Losing Time: Errors in the Clock-drawing Test in Older Patients with Epilepsy

Abstract number : 2.305
Submission category : 11. Behavior/Neuropsychology/Language / 11A. Adult
Year : 2022
Submission ID : 2205083
Source : www.aesnet.org
Presentation date : 12/4/2022 12:00:00 PM
Published date : Nov 22, 2022, 05:28 AM

Authors :
Sarah Kang, MD – Rush University Medical Center; Travis Stoub, PhD – Rush University Medical Center; Rebecca O'Dwyer, MD – Rush University Medical Center

Rationale: The clock-drawing test (CDT) is a commonly used tool when screening for dementia, it is easily administered and can offer the examiner a wealth of information. While it has been extensively validated in the evaluation for dementia, less is known about the use and scoring of the test in patients with epilepsy. Cognitive ability declines with increasing seizure frequency, particularly in older patients. The aim of this study is to examine whether or not certain errors in the CDT occur in higher incidence in patients with dementia, independent of a diagnosis of epilepsy.

Methods: A Mini-Cog was done on elderly patients presenting for routine visits in the Rush Epilepsy clinic for the elderly.
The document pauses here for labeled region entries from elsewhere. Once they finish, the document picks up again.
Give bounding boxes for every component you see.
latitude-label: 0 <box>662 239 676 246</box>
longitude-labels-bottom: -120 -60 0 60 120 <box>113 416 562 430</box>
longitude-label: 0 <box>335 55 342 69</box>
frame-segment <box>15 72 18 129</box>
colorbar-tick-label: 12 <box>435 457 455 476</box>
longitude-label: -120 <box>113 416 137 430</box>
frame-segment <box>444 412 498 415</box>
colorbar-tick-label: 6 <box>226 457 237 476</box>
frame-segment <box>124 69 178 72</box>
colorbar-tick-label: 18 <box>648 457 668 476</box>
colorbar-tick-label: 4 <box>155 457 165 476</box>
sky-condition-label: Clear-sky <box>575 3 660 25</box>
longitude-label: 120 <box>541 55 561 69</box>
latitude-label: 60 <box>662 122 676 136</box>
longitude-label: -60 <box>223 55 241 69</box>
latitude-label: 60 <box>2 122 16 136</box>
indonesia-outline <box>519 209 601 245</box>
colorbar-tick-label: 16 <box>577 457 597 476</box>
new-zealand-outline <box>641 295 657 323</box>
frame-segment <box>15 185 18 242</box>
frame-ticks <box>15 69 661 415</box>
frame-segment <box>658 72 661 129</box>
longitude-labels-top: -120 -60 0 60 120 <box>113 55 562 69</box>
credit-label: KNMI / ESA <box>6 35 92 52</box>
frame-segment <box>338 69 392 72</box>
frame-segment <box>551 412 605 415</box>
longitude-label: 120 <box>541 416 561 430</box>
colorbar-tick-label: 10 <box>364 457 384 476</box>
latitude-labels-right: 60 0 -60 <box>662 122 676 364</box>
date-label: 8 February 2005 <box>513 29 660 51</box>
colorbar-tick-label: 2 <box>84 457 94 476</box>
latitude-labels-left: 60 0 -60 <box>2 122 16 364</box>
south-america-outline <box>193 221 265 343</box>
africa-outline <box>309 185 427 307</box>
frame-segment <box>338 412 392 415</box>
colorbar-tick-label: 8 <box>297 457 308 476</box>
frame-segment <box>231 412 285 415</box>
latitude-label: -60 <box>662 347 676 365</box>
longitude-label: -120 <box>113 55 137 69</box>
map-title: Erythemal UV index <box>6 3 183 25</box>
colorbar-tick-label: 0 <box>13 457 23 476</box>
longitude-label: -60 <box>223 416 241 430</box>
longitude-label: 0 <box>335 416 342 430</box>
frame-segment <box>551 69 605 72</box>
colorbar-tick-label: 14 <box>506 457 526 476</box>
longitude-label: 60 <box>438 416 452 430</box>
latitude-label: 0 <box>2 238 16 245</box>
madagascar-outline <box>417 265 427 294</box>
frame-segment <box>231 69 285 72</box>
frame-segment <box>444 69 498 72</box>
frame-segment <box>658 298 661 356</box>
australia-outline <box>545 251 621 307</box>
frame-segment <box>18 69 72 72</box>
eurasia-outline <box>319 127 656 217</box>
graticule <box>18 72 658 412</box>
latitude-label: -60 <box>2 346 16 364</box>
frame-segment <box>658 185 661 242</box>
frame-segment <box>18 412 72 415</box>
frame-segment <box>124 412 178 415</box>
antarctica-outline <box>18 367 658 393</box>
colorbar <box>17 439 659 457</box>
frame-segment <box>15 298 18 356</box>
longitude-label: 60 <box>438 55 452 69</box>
The CDT was assessed and scored according to the error types previously described in the literature for dementia screening. The scorer was blinded to the clinical characteristics at the time of scoring, including diagnosis of dementia and epilepsy type. Patients with confirmed epilepsy were included, they were classified based on type of epilepsy and if they had other common comorbidities associated with epilepsy in older individuals, such as dementia, stroke and brain tumors. A chi-square and Fisher’s Exact Test was performed to evaluate for any significant differences in the rate of each error type based on the type of epilepsy. Errors were classified into three types: those involving the clock hands, numbers, and spatial orientation.
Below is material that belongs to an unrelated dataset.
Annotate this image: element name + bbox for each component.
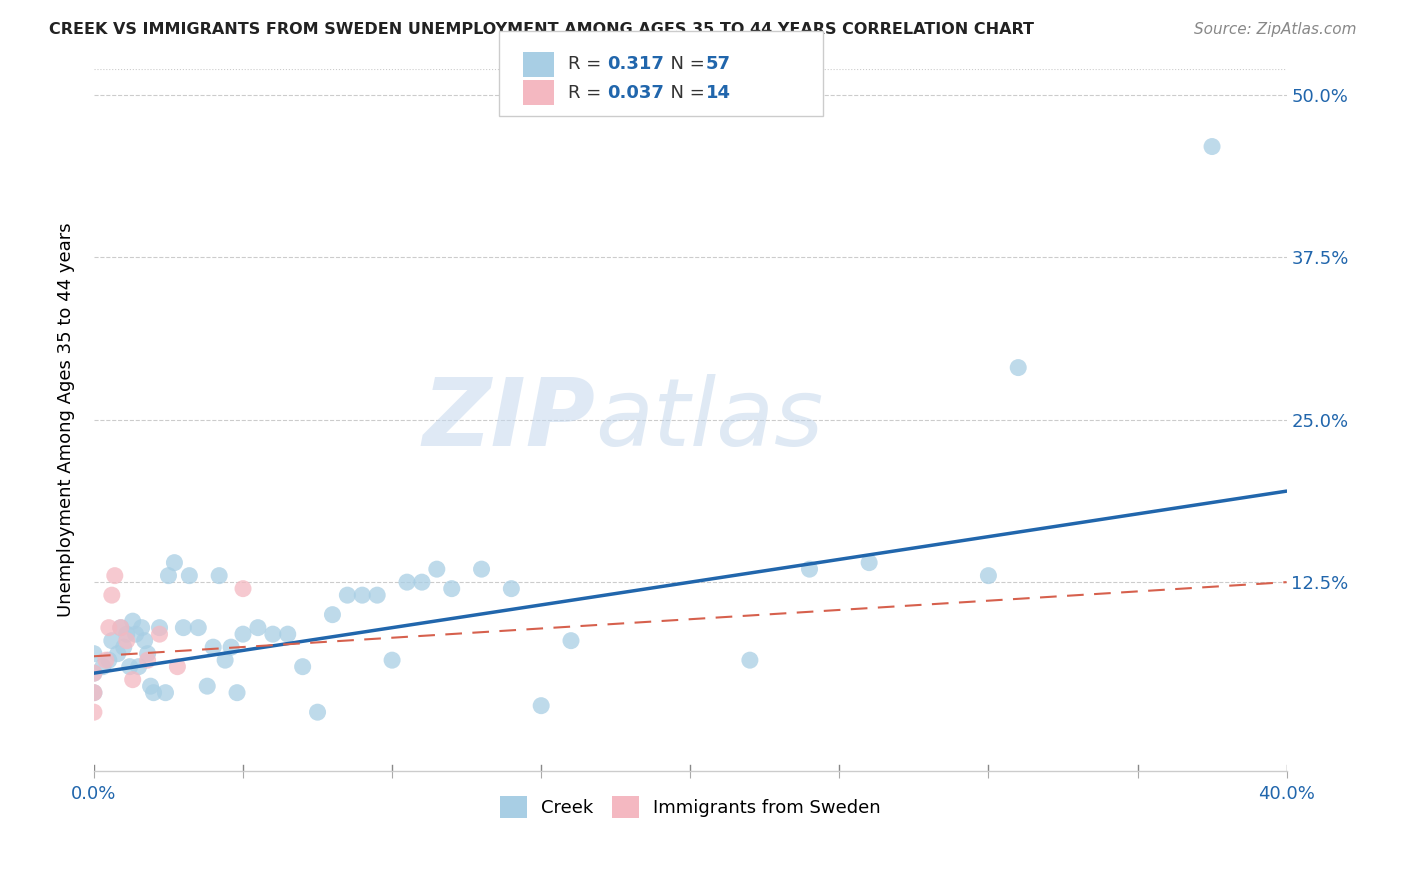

Results: A total of 97 patients (53 female) evaluated for epilepsy between January 2018 and May 2022 were included. Errors involving the clock hands were the most common error type among all patients, specifically hand length, followed by hands not being centered. Older age correlated with higher error rates, r=0.258, p=0.01. Patients with dementia (n=24) had a significantly higher incidence of all error types, and were much more likely to make more than three errors (93% vs. 26%, p< 0.0001). Patients with stroke (n=18) were more likely to make spatial errors (69% vs. 49%, p< 0.0001) followed by number errors (52% vs. 25%, p< 0.0001). In patients with epilepsy only (n=51), they were much less likely to make errors involving the numbers (7.4% vs. 54%, p< 0.0001) and somewhat less likely to make errors involving spatial orientation (42% vs. 65%, p< 0.0001), but were just as likely to make errors involving the clock hands (82% vs. 86%). Patients with brain tumors performed similarly, however they were the least likely to make hand errors (61% vs. 87%, p< 0.0001).